Mar. 14th, 2007 08:28 pm (UTC)
Same as all the other restrictions: there's something in the laws that make it impossible. I'm not positive, but I think it's because Arizona's contest laws prohibit contests run by any company that doesn't have a physical presence in Arizona.
Mar. 15th, 2007 01:19 am (UTC)
Wouldn't surprise me. We're an odd state...
Mar. 31st, 2007 07:22 am (UTC)
Apr. 6th, 2007 08:00 am (UTC)
How irritating. As if being a resident of Arizona isn't enough, we now can't enter contests.

In the official rules it says something about Arizona being a place that might require translation of the official rules...and therefore we're ineligible. Which is weird because I'm pretty sure our official language is English. But...whatever.
Apr. 6th, 2007 08:24 am (UTC)
Is this due to the illegal that won some contest that was for US residents only? Yes, English is legally the official language but it's not being enforced hence our education is in battle over being sued over ESL in schools. Sorry it's a rather sore subject lately... :(
Apr. 6th, 2007 08:32 pm (UTC)
I dunno, I just kinda don't understand why it should influence an LJ contest.

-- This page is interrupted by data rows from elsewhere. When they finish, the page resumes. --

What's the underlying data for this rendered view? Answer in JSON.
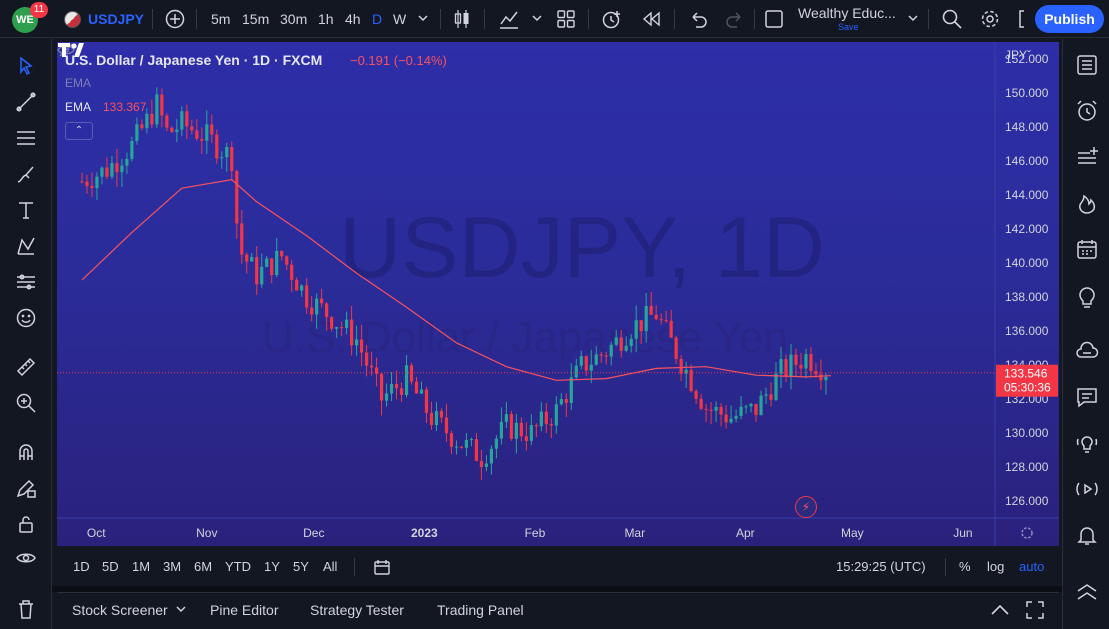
{
  "toolbar": {
    "notification_count": "11",
    "avatar_initials": "WE",
    "symbol": "USDJPY",
    "intervals": [
      "5m",
      "15m",
      "30m",
      "1h",
      "4h",
      "D",
      "W"
    ],
    "active_interval": "D",
    "layout_name": "Wealthy Educ...",
    "layout_save": "Save",
    "publish_label": "Publish"
  },
  "legend": {
    "title": "U.S. Dollar / Japanese Yen · 1D · FXCM",
    "change": "−0.191 (−0.14%)",
    "ema_hidden_label": "EMA",
    "ema_label": "EMA",
    "ema_value": "133.367"
  },
  "watermark": {
    "line1": "USDJPY, 1D",
    "line2": "U.S. Dollar / Japanese Yen"
  },
  "price_axis": {
    "currency": "JPY",
    "ticks": [
      "152.000",
      "150.000",
      "148.000",
      "146.000",
      "144.000",
      "142.000",
      "140.000",
      "138.000",
      "136.000",
      "134.000",
      "132.000",
      "130.000",
      "128.000",
      "126.000"
    ],
    "current_price": "133.546",
    "countdown": "05:30:36"
  },
  "time_axis": {
    "labels": [
      "Oct",
      "Nov",
      "Dec",
      "2023",
      "Feb",
      "Mar",
      "Apr",
      "May",
      "Jun"
    ]
  },
  "ranges": {
    "items": [
      "1D",
      "5D",
      "1M",
      "3M",
      "6M",
      "YTD",
      "1Y",
      "5Y",
      "All"
    ],
    "clock": "15:29:25 (UTC)",
    "percent": "%",
    "log": "log",
    "auto": "auto"
  },
  "panels": {
    "items": [
      "Stock Screener",
      "Pine Editor",
      "Strategy Tester",
      "Trading Panel"
    ]
  },
  "colors": {
    "up": "#26a69a",
    "down": "#f23645",
    "ema": "#f7525f",
    "accent": "#2962ff"
  },
  "chart_data": {
    "type": "line",
    "ylim": [
      125,
      153
    ],
    "series": [
      {
        "name": "U.S. Dollar / Japanese Yen · 1D · FXCM",
        "style": "candlestick",
        "x": [
          "2022-09-27",
          "2022-10-04",
          "2022-10-11",
          "2022-10-18",
          "2022-10-21",
          "2022-10-25",
          "2022-11-01",
          "2022-11-08",
          "2022-11-10",
          "2022-11-15",
          "2022-11-22",
          "2022-11-29",
          "2022-12-06",
          "2022-12-13",
          "2022-12-20",
          "2022-12-27",
          "2023-01-03",
          "2023-01-10",
          "2023-01-17",
          "2023-01-24",
          "2023-01-31",
          "2023-02-07",
          "2023-02-14",
          "2023-02-21",
          "2023-02-28",
          "2023-03-07",
          "2023-03-14",
          "2023-03-21",
          "2023-03-28",
          "2023-04-04",
          "2023-04-11",
          "2023-04-18",
          "2023-04-25"
        ],
        "values": [
          144.8,
          145.5,
          146.9,
          149.3,
          147.6,
          148.2,
          147.4,
          146.2,
          140.8,
          139.3,
          140.4,
          138.0,
          136.8,
          135.5,
          132.0,
          133.2,
          130.9,
          129.6,
          128.6,
          130.4,
          130.0,
          131.3,
          133.9,
          134.8,
          136.2,
          137.0,
          134.2,
          131.5,
          130.9,
          131.4,
          133.6,
          134.5,
          133.5
        ]
      },
      {
        "name": "EMA",
        "x": [
          "2022-09-27",
          "2022-10-11",
          "2022-10-25",
          "2022-11-08",
          "2022-11-15",
          "2022-11-29",
          "2022-12-13",
          "2022-12-27",
          "2023-01-10",
          "2023-01-24",
          "2023-02-07",
          "2023-02-21",
          "2023-03-07",
          "2023-03-21",
          "2023-04-04",
          "2023-04-18",
          "2023-04-25"
        ],
        "values": [
          139.0,
          141.8,
          144.4,
          144.9,
          143.6,
          141.6,
          139.4,
          137.4,
          135.3,
          133.9,
          133.1,
          133.2,
          133.8,
          133.9,
          133.4,
          133.3,
          133.37
        ]
      }
    ]
  }
}
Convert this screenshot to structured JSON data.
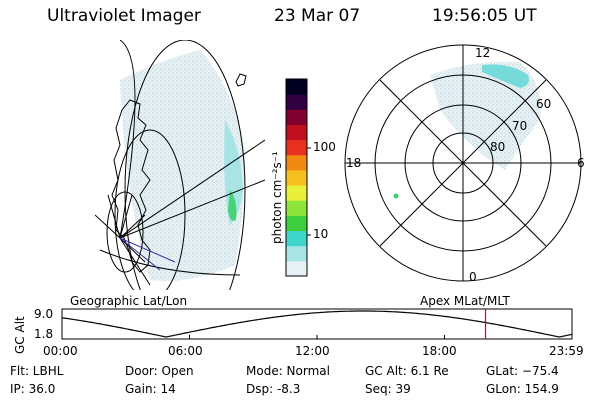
{
  "header": {
    "instrument": "Ultraviolet Imager",
    "date": "23 Mar 07",
    "time": "19:56:05 UT"
  },
  "geo_panel": {
    "label": "Geographic Lat/Lon"
  },
  "colorbar": {
    "unit": "photon cm⁻²s⁻¹",
    "ticks": [
      "100",
      "10"
    ],
    "scale": "log",
    "colors": [
      "#e6f0f5",
      "#a8e4e4",
      "#3fd6cc",
      "#3ecf3e",
      "#8ee43a",
      "#e8f03a",
      "#f5c020",
      "#f08a10",
      "#e83020",
      "#c01020",
      "#800030",
      "#300040",
      "#000020"
    ]
  },
  "polar_panel": {
    "label": "Apex MLat/MLT",
    "mlt_labels": {
      "top": "12",
      "right": "6",
      "bottom": "0",
      "left": "18"
    },
    "lat_labels": [
      "60",
      "70",
      "80"
    ]
  },
  "altitude_plot": {
    "ylabel": "GC Alt",
    "yticks": [
      "9.0",
      "1.8"
    ],
    "xticks": [
      "00:00",
      "06:00",
      "12:00",
      "18:00",
      "23:59"
    ],
    "current_marker_hour": 19.93,
    "marker_color": "#e00000"
  },
  "status": {
    "flt": "Flt: LBHL",
    "ip": "IP: 36.0",
    "door": "Door: Open",
    "gain": "Gain: 14",
    "mode": "Mode: Normal",
    "dsp": "Dsp:   -8.3",
    "gc_alt": "GC Alt: 6.1 Re",
    "seq": "Seq: 39",
    "glat": "GLat: −75.4",
    "glon": "GLon: 154.9"
  }
}
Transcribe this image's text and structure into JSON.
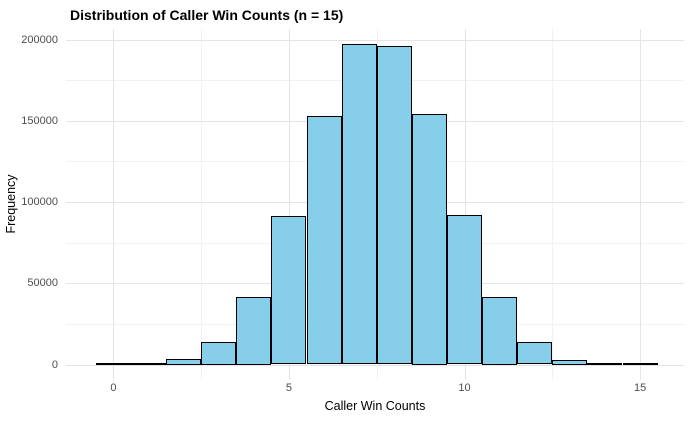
{
  "chart_data": {
    "type": "bar",
    "subtype": "histogram",
    "title": "Distribution of Caller Win Counts (n = 15)",
    "xlabel": "Caller Win Counts",
    "ylabel": "Frequency",
    "x": [
      0,
      1,
      2,
      3,
      4,
      5,
      6,
      7,
      8,
      9,
      10,
      11,
      12,
      13,
      14,
      15
    ],
    "values": [
      30,
      460,
      3300,
      14000,
      41700,
      91600,
      153200,
      197000,
      196200,
      154000,
      92200,
      41400,
      13800,
      3100,
      460,
      30
    ],
    "bin_width": 1,
    "xlim": [
      -1.35,
      16.25
    ],
    "ylim": [
      -9500,
      206500
    ],
    "x_major_ticks": [
      0,
      5,
      10,
      15
    ],
    "x_tick_labels": [
      "0",
      "5",
      "10",
      "15"
    ],
    "x_minor_ticks": [
      2.5,
      7.5,
      12.5
    ],
    "y_major_ticks": [
      0,
      50000,
      100000,
      150000,
      200000
    ],
    "y_tick_labels": [
      "0",
      "50000",
      "100000",
      "150000",
      "200000"
    ],
    "y_minor_ticks": [
      25000,
      75000,
      125000,
      175000
    ],
    "grid": true,
    "legend": "none",
    "colors": {
      "bar_fill": "#87CEEB",
      "bar_border": "#000000",
      "grid_major": "#e4e4e4",
      "grid_minor": "#f2f2f2",
      "axis_text": "#4d4d4d",
      "title_text": "#000000",
      "background": "#ffffff"
    }
  }
}
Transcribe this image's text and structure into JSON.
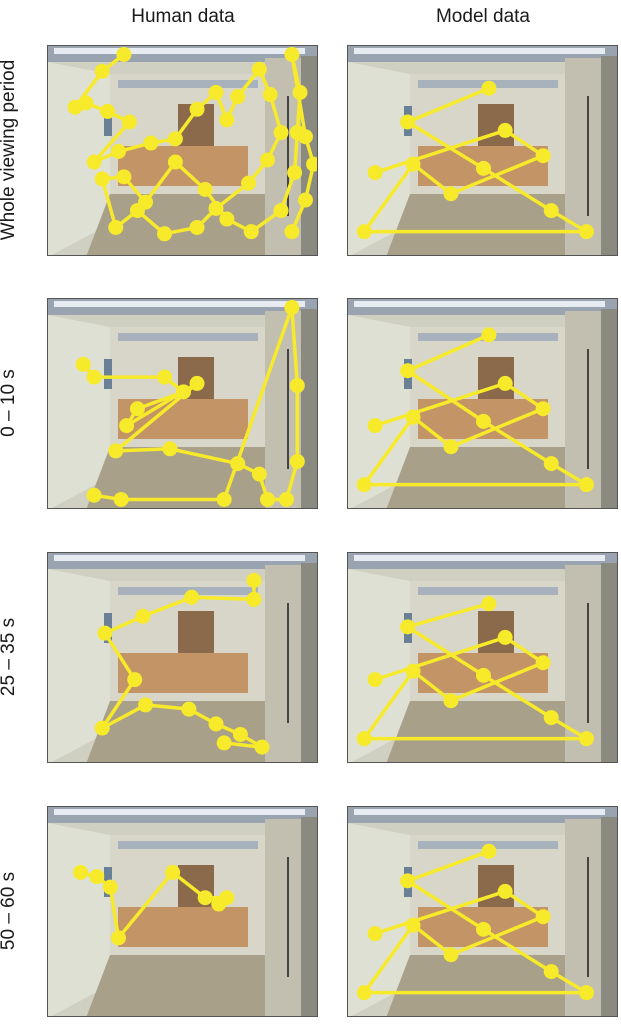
{
  "columns": [
    "Human data",
    "Model data"
  ],
  "rows": [
    "Whole viewing period",
    "0 – 10 s",
    "25 – 35 s",
    "50 – 60 s"
  ],
  "colors": {
    "scanpath": "#f7ea2a",
    "wall": "#dfe0d4",
    "floor": "#a9a08a",
    "door": "#8a6a4a",
    "desk": "#c29466"
  },
  "panels": [
    {
      "row": 0,
      "col": 0,
      "fixations": [
        [
          0.28,
          0.04
        ],
        [
          0.2,
          0.12
        ],
        [
          0.1,
          0.29
        ],
        [
          0.14,
          0.27
        ],
        [
          0.22,
          0.31
        ],
        [
          0.3,
          0.36
        ],
        [
          0.17,
          0.55
        ],
        [
          0.26,
          0.5
        ],
        [
          0.38,
          0.46
        ],
        [
          0.47,
          0.44
        ],
        [
          0.55,
          0.3
        ],
        [
          0.62,
          0.22
        ],
        [
          0.66,
          0.35
        ],
        [
          0.7,
          0.24
        ],
        [
          0.78,
          0.11
        ],
        [
          0.82,
          0.23
        ],
        [
          0.86,
          0.41
        ],
        [
          0.81,
          0.54
        ],
        [
          0.74,
          0.65
        ],
        [
          0.62,
          0.77
        ],
        [
          0.55,
          0.86
        ],
        [
          0.43,
          0.89
        ],
        [
          0.33,
          0.78
        ],
        [
          0.25,
          0.86
        ],
        [
          0.2,
          0.63
        ],
        [
          0.28,
          0.62
        ],
        [
          0.36,
          0.74
        ],
        [
          0.47,
          0.55
        ],
        [
          0.58,
          0.68
        ],
        [
          0.66,
          0.82
        ],
        [
          0.75,
          0.88
        ],
        [
          0.86,
          0.78
        ],
        [
          0.91,
          0.6
        ],
        [
          0.92,
          0.41
        ],
        [
          0.93,
          0.22
        ],
        [
          0.9,
          0.04
        ],
        [
          0.95,
          0.43
        ],
        [
          0.98,
          0.56
        ],
        [
          0.95,
          0.73
        ],
        [
          0.9,
          0.88
        ]
      ]
    },
    {
      "row": 0,
      "col": 1,
      "fixations": [
        [
          0.52,
          0.2
        ],
        [
          0.22,
          0.36
        ],
        [
          0.5,
          0.58
        ],
        [
          0.75,
          0.78
        ],
        [
          0.88,
          0.88
        ],
        [
          0.06,
          0.88
        ],
        [
          0.24,
          0.56
        ],
        [
          0.38,
          0.7
        ],
        [
          0.72,
          0.52
        ],
        [
          0.58,
          0.4
        ],
        [
          0.1,
          0.6
        ]
      ]
    },
    {
      "row": 1,
      "col": 0,
      "fixations": [
        [
          0.13,
          0.31
        ],
        [
          0.17,
          0.37
        ],
        [
          0.43,
          0.37
        ],
        [
          0.5,
          0.44
        ],
        [
          0.33,
          0.52
        ],
        [
          0.29,
          0.6
        ],
        [
          0.55,
          0.4
        ],
        [
          0.25,
          0.72
        ],
        [
          0.45,
          0.71
        ],
        [
          0.7,
          0.78
        ],
        [
          0.78,
          0.83
        ],
        [
          0.81,
          0.95
        ],
        [
          0.88,
          0.95
        ],
        [
          0.92,
          0.77
        ],
        [
          0.92,
          0.41
        ],
        [
          0.9,
          0.04
        ],
        [
          0.65,
          0.95
        ],
        [
          0.27,
          0.95
        ],
        [
          0.17,
          0.93
        ]
      ]
    },
    {
      "row": 1,
      "col": 1,
      "fixations": [
        [
          0.52,
          0.17
        ],
        [
          0.22,
          0.34
        ],
        [
          0.5,
          0.58
        ],
        [
          0.75,
          0.78
        ],
        [
          0.88,
          0.88
        ],
        [
          0.06,
          0.88
        ],
        [
          0.24,
          0.56
        ],
        [
          0.38,
          0.7
        ],
        [
          0.72,
          0.52
        ],
        [
          0.58,
          0.4
        ],
        [
          0.1,
          0.6
        ]
      ]
    },
    {
      "row": 2,
      "col": 0,
      "fixations": [
        [
          0.76,
          0.13
        ],
        [
          0.76,
          0.22
        ],
        [
          0.53,
          0.21
        ],
        [
          0.35,
          0.3
        ],
        [
          0.21,
          0.38
        ],
        [
          0.32,
          0.6
        ],
        [
          0.2,
          0.83
        ],
        [
          0.36,
          0.72
        ],
        [
          0.52,
          0.74
        ],
        [
          0.62,
          0.81
        ],
        [
          0.71,
          0.86
        ],
        [
          0.79,
          0.92
        ],
        [
          0.65,
          0.9
        ]
      ]
    },
    {
      "row": 2,
      "col": 1,
      "fixations": [
        [
          0.52,
          0.24
        ],
        [
          0.22,
          0.35
        ],
        [
          0.5,
          0.58
        ],
        [
          0.75,
          0.78
        ],
        [
          0.88,
          0.88
        ],
        [
          0.06,
          0.88
        ],
        [
          0.24,
          0.56
        ],
        [
          0.38,
          0.7
        ],
        [
          0.72,
          0.52
        ],
        [
          0.58,
          0.4
        ],
        [
          0.1,
          0.6
        ]
      ]
    },
    {
      "row": 3,
      "col": 0,
      "fixations": [
        [
          0.12,
          0.31
        ],
        [
          0.18,
          0.33
        ],
        [
          0.23,
          0.38
        ],
        [
          0.26,
          0.62
        ],
        [
          0.46,
          0.31
        ],
        [
          0.58,
          0.43
        ],
        [
          0.66,
          0.43
        ],
        [
          0.63,
          0.46
        ]
      ]
    },
    {
      "row": 3,
      "col": 1,
      "fixations": [
        [
          0.52,
          0.21
        ],
        [
          0.22,
          0.35
        ],
        [
          0.5,
          0.58
        ],
        [
          0.75,
          0.78
        ],
        [
          0.88,
          0.88
        ],
        [
          0.06,
          0.88
        ],
        [
          0.24,
          0.56
        ],
        [
          0.38,
          0.7
        ],
        [
          0.72,
          0.52
        ],
        [
          0.58,
          0.4
        ],
        [
          0.1,
          0.6
        ]
      ]
    }
  ]
}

I can see how it would lead to bigger issues, but if, you know, it's a contest on LJ and someone couldn't understand the official rules...then...they're probably not going to win the contest because they probably couldn't write a contest-winning essay in English.
Apr. 7th, 2007 12:00 am (UTC)
Couldn't have said it better... :)

Nice icon btw!
Apr. 7th, 2007 12:48 am (UTC)
I'm a fan of YOUR icon.
Apr. 6th, 2007 11:52 pm (UTC)
I don't understand the link between residency status and language requirements, but then, many aspects of law and politics mystify me... Eh, whatever.
Apr. 6th, 2007 11:59 pm (UTC)
There was an illegal alien who won a contest and sued because they refused him his prize due to not being a US citizen as stated in rules. Therefore contests have to be translated or you can't take part or something, it's down right ridiculous but I guess it's the law now.
Apr. 6th, 2007 11:49 pm (UTC)
The whole "official language" thing is probably in dispute, which may be the reason. I'd be surprised if we were the only border state requiring translations in multiple languages. Who knows?
Apr. 7th, 2007 12:50 am (UTC)
Well, it's the de facto language of the United States. The problem is that there isn't an official language of the US, period, so it seems kind of unfair that Arizona is the only one singled out as possibly needing translation.